CONCLUSÃO: A voz do indivíduo portador de obesidade mórbida apresenta alterações significantes quanto às características vocais em relação aos indivíduos não obesos, caracterizando a voz do obeso como rouca, soprosa, instável, estrangulada e com tempos máximos fonatórios reduzidos.

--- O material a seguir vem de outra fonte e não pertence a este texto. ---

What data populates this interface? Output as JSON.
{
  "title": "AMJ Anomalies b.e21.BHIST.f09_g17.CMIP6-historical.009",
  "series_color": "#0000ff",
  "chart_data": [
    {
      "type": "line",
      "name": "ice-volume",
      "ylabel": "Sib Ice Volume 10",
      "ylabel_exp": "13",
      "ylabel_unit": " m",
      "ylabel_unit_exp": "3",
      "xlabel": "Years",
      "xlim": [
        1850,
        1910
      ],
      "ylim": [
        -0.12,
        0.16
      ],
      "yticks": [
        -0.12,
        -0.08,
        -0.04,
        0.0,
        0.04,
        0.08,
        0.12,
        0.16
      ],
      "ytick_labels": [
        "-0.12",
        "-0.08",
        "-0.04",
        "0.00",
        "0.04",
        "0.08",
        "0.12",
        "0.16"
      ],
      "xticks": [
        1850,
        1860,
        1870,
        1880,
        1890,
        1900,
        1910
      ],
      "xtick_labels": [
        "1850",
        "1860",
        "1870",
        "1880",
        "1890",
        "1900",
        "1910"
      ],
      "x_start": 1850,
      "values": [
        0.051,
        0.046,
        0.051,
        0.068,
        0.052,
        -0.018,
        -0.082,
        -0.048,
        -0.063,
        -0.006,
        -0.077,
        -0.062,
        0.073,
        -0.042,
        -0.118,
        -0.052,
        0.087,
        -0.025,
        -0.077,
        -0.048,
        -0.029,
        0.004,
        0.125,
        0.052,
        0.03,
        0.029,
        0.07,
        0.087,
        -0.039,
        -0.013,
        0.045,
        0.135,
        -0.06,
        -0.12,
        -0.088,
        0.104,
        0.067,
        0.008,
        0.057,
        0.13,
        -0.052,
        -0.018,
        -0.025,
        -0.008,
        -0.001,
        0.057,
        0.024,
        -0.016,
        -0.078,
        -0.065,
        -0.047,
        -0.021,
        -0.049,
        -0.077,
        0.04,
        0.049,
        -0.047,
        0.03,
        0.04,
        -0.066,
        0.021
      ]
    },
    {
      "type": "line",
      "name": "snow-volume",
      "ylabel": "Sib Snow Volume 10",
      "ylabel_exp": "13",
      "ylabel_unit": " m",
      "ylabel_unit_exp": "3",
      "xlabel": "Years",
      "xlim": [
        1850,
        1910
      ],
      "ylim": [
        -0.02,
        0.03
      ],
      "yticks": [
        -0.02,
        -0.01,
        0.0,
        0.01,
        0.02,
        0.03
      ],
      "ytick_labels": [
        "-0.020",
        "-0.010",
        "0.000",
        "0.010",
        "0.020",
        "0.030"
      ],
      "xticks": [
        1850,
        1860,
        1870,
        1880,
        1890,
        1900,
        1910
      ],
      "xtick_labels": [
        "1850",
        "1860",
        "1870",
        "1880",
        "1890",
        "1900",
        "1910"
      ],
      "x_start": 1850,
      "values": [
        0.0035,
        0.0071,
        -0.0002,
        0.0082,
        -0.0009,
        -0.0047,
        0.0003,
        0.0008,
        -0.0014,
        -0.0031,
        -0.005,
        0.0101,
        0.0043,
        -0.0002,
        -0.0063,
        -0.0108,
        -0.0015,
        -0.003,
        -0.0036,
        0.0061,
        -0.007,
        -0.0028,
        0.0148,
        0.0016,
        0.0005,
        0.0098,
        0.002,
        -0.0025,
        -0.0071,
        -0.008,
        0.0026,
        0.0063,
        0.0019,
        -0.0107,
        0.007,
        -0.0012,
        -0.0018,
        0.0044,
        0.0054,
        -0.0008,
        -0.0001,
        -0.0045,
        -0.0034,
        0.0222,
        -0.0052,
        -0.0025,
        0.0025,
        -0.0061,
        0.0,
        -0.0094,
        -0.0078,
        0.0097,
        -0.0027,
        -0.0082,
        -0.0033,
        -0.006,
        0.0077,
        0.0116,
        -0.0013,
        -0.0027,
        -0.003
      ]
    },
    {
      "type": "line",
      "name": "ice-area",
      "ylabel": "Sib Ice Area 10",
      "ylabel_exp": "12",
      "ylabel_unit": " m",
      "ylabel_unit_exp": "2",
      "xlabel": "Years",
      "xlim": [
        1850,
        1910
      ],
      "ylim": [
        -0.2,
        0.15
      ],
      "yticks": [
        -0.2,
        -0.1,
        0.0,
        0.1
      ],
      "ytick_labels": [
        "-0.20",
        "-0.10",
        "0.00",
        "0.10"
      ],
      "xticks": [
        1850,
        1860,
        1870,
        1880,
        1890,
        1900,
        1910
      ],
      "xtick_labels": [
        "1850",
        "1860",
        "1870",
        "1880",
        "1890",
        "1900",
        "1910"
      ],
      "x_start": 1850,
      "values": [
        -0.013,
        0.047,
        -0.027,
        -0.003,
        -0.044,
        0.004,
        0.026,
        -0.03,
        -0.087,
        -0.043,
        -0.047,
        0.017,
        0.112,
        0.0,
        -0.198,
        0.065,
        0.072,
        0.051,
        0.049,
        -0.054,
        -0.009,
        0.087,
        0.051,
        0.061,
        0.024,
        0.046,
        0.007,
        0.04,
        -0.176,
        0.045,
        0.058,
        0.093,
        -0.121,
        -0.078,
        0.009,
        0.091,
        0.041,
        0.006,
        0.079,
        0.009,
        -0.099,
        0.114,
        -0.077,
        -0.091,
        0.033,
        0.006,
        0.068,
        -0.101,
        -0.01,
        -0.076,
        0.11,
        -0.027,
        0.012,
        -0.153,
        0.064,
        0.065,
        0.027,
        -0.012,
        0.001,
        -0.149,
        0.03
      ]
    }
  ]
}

Descritores: Obesidade. Alteração da voz. Avaliação da voz.

ABSTRACT

BACKGROUND: Obesity is a chronic disease with public health interest. Voice disturbance is common in this group.

AIM: To compare the voice between the morbid obese patients with the non obese.

METHODS: Prospective trial with 45 adult volunteers with 43 years old median age with BMI>35 Kg/m2 as study group and a control group in the same number but with BMI<30 Kg/m2. Exclusion criteria were tumor in head and neck or previous operations in oropharynx. All had laryngoscopy and voice recording. They were submitted to GIRBAS score. Acoustic analysis was done based on Vox Metria software and PRAAT.

RESULTS: Laryngoscopy showed alterations in 26,7% of the obese group and 13,3% in controls. The GIRBAS score was highly significant to the obese group. Acoustic alterations were also significant in the obese group.

CONCLUSION: The patients with morbid obesity have significant alterations in voice caracteristics in comparison to the ones normal in weight.

Headings:

INTRODUÇÃO

A voz é o produto do ar expirado pelos pulmões que se sonoriza nas pregas vocais modificado pelas cavidades de ressonância como faringe, cavidade oral e nasal e por estruturas como lábios, língua e palato.

A fonação é ato físico de produção do som por meio da interação das pregas vocais com a corrente de ar exalada. Os puffs de ar são liberados em frequência audível, ressoando nas cavidades supraglóticas. Os atributos da voz normal são: "pitch" (sensação subjetiva da frequência) adequado à idade e sexo; "loudness" (sensação subjetiva da intensidade) adequado ao ambiente; "qualidade agradável" e sem ruídos (relativo à ressonância e ruídos glóticos); "flexibilidade" com expressões de ênfase; "significado e sutilezas" (interação de todos os anteriores).

A disfonia é, por definição, um sintoma caracterizado como "dificuldade na emissão da voz com suas características naturais"16.

Parte importante da abordagem fonoaudiológica é a avaliação perceptivo-auditiva da voz que pode ser de fundamental importância para o diagnóstico correto e tratamento mais adequado. A avaliação perceptivo-auditiva é a clássica da qualidade vocal, tradicional da rotina clínica5. Segundo Colton, et al.7, é apropriado fazer um julgamento perceptual da qualidade vocal, porém tais julgamentos devem ser feitos com cautela.

Na tentativa de se diminuir a subjetividade da avaliação perceptivo-auditiva e conseguir-se padronização, algumas escalas foram criadas. A japonesa (GIRBAS), é baseada nos trabalhos sobre rouquidão10,11. Em 1996, Dejonckere, et al.8 propuseram que se acrescentasse o fator I, de instabilidade. Esta escala GIRBAS é particularmente centrada em nível laríngeo e oferece avaliação rápida, compacta e confiável, tendo-se transformado na mais utilizada internacionalmente. Ela é método simples de avaliação do grau da disfonia (G) pela identificação de quatro parâmetros isolados: rouquidão - irregularidade de vibração das pregas vocais (R-roughness); instabilidade - flutuação na qualidade vocal (I-instability); soprosidade - escape de ar transglótico não sonorizado (B-breathness); astenia - fraqueza vocal, perda de potência com harmônicos pouco definidos (A-asteny); e tensão - compressão das pregas vocais na linha média (S-strain). São considerados os mais importantes na definição de voz disfônica.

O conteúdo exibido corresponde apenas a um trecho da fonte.